Work Photos

Isn't structure pruning meant to reduce the chance of failure of included bark unions? Are not some trees meant to be multi-stemmed?
 
Isn't structure pruning meant to reduce the chance of failure of included bark unions? Are not some trees meant to be multi-stemmed?
Picture taken from Ed Gilmans book An Illustrated Guide To Pruning 2nd edition. Structure pruning also is to prevent included bark from forming.
 
Not sure why you would respond with :ROFLMAO:. I thought you were asking a question, I gave you a proper answer with a picture out of Ed Gilmans book. Good day
 
Genuinely curious. The tree was not already structurally sound? Looked like it had a nice dominant leader already, to me, but I wasn't there, that's why I'm asking.
 
Genuinely curious. The tree was not already structurally sound? Looked like it had a nice dominant leader already, to me, but I wasn't there, that's why I'm asking.

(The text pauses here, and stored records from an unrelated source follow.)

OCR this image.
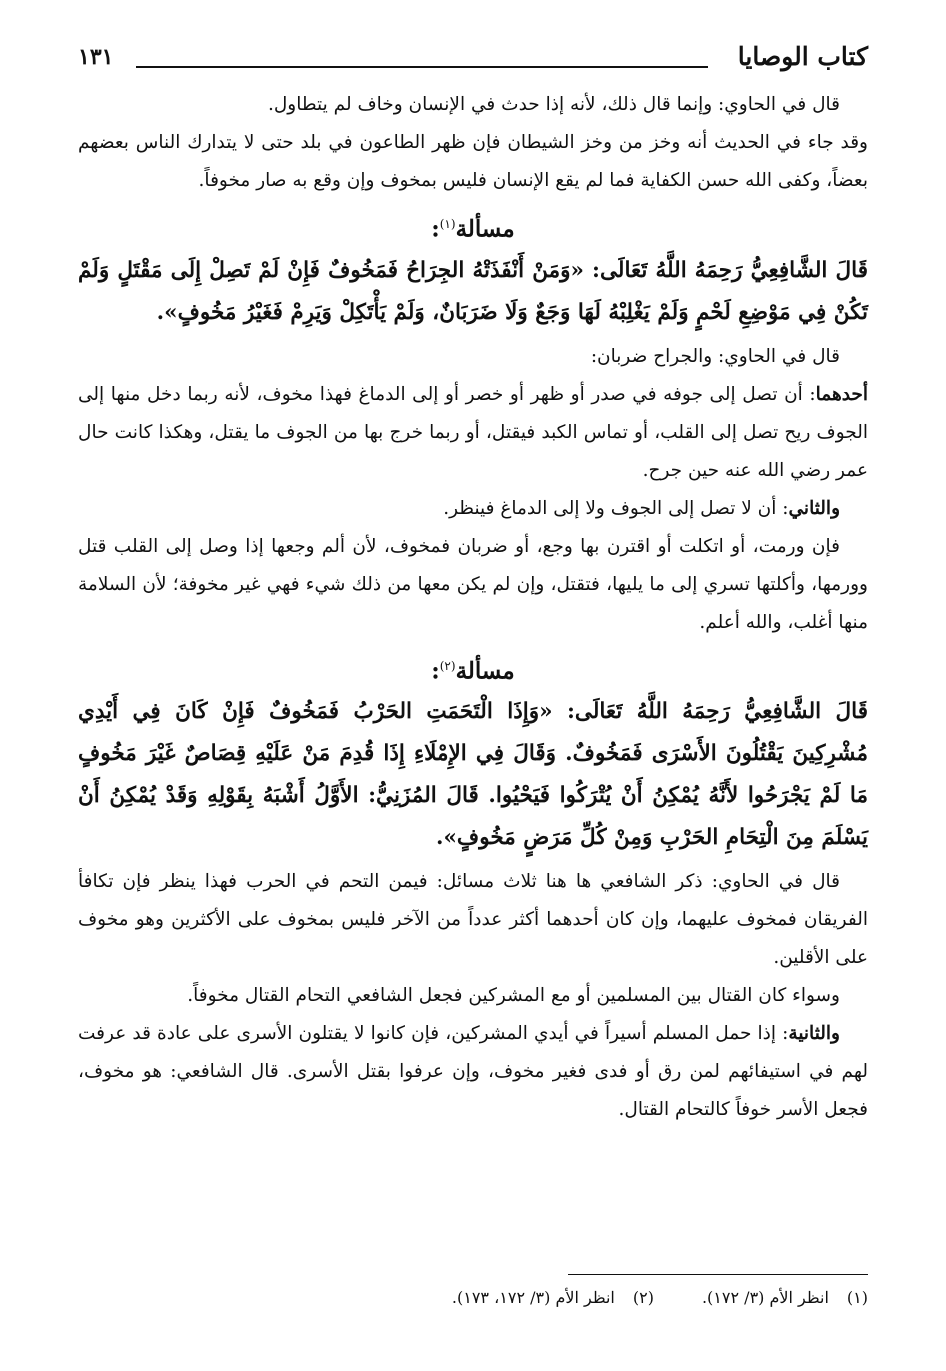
كتاب الوصايا
١٣١

قال في الحاوي: وإنما قال ذلك، لأنه إذا حدث في الإنسان وخاف لم يتطاول.

وقد جاء في الحديث أنه وخز من وخز الشيطان فإن ظهر الطاعون في بلد حتى لا يتدارك الناس بعضهم بعضاً، وكفى الله حسن الكفاية فما لم يقع الإنسان فليس بمخوف وإن وقع به صار مخوفاً.

مسألة$^{(١)}$:

قَالَ الشَّافِعِيُّ رَحِمَهُ اللَّهُ تَعَالَى: «وَمَنْ أَنْفَذَتْهُ الجِرَاحُ فَمَخُوفٌ فَإِنْ لَمْ تَصِلْ إِلَى مَقْتَلٍ وَلَمْ تَكُنْ فِي مَوْضِعِ لَحْمٍ وَلَمْ يَغْلِبْهُ لَهَا وَجَعٌ وَلَا ضَرَبَانٌ، وَلَمْ يَأْتَكِلْ وَيَرِمْ فَغَيْرُ مَخُوفٍ».

قال في الحاوي: والجراح ضربان:

أحدهما: أن تصل إلى جوفه في صدر أو ظهر أو خصر أو إلى الدماغ فهذا مخوف، لأنه ربما دخل منها إلى الجوف ريح تصل إلى القلب، أو تماس الكبد فيقتل، أو ربما خرج بها من الجوف ما يقتل، وهكذا كانت حال عمر رضي الله عنه حين جرح.

والثاني: أن لا تصل إلى الجوف ولا إلى الدماغ فينظر.

فإن ورمت، أو اتكلت أو اقترن بها وجع، أو ضربان فمخوف، لأن ألم وجعها إذا وصل إلى القلب قتل وورمها، وأكلتها تسري إلى ما يليها، فتقتل، وإن لم يكن معها من ذلك شيء فهي غير مخوفة؛ لأن السلامة منها أغلب، والله أعلم.

مسألة$^{(٢)}$:

قَالَ الشَّافِعِيُّ رَحِمَهُ اللَّهُ تَعَالَى: «وَإِذَا الْتَحَمَتِ الحَرْبُ فَمَخُوفٌ فَإِنْ كَانَ فِي أَيْدِي مُشْرِكِينَ يَقْتُلُونَ الأَسْرَى فَمَخُوفٌ. وَقَالَ فِي الإِمْلَاءِ إِذَا قُدِمَ مَنْ عَلَيْهِ قِصَاصٌ غَيْرَ مَخُوفٍ مَا لَمْ يَجْرَحُوا لأَنَّهُ يُمْكِنُ أَنْ يُتْرَكُوا فَيَحْيُوا. قَالَ المُزَنِيُّ: الأَوَّلُ أَشْبَهُ بِقَوْلِهِ وَقَدْ يُمْكِنُ أَنْ يَسْلَمَ مِنَ الْتِحَامِ الحَرْبِ وَمِنْ كُلِّ مَرَضٍ مَخُوفٍ».

قال في الحاوي: ذكر الشافعي ها هنا ثلاث مسائل: فيمن التحم في الحرب فهذا ينظر فإن تكافأ الفريقان فمخوف عليهما، وإن كان أحدهما أكثر عدداً من الآخر فليس بمخوف على الأكثرين وهو مخوف على الأقلين.

وسواء كان القتال بين المسلمين أو مع المشركين فجعل الشافعي التحام القتال مخوفاً.

والثانية: إذا حمل المسلم أسيراً في أيدي المشركين، فإن كانوا لا يقتلون الأسرى على عادة قد عرفت لهم في استيفائهم لمن رق أو فدى فغير مخوف، وإن عرفوا بقتل الأسرى. قال الشافعي: هو مخوف، فجعل الأسر خوفاً كالتحام القتال.

(١)انظر الأم (٣/ ١٧٢).
(٢)انظر الأم (٣/ ١٧٢، ١٧٣).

Why not make the structural cut preemptively when it’s a smaller diameter and less decay as a result?
 
Siberian Elm trees... the perfect throwline trap. I think I got four of 'em in there... two I managed to get back before the wind got too bad. Will have to get the remaining two down with the saw, tomorrow. I did get a climb line into it, and a little work done, today. Spent the morning removing nine smallish fruit trees that didn't require leaving the ground. This stupid elm gave me fits... the air is so dry here, and it's windy... bark on it is grabbing everything. Even the lanyard would stick to it like really strong Velcro. I hate these trees.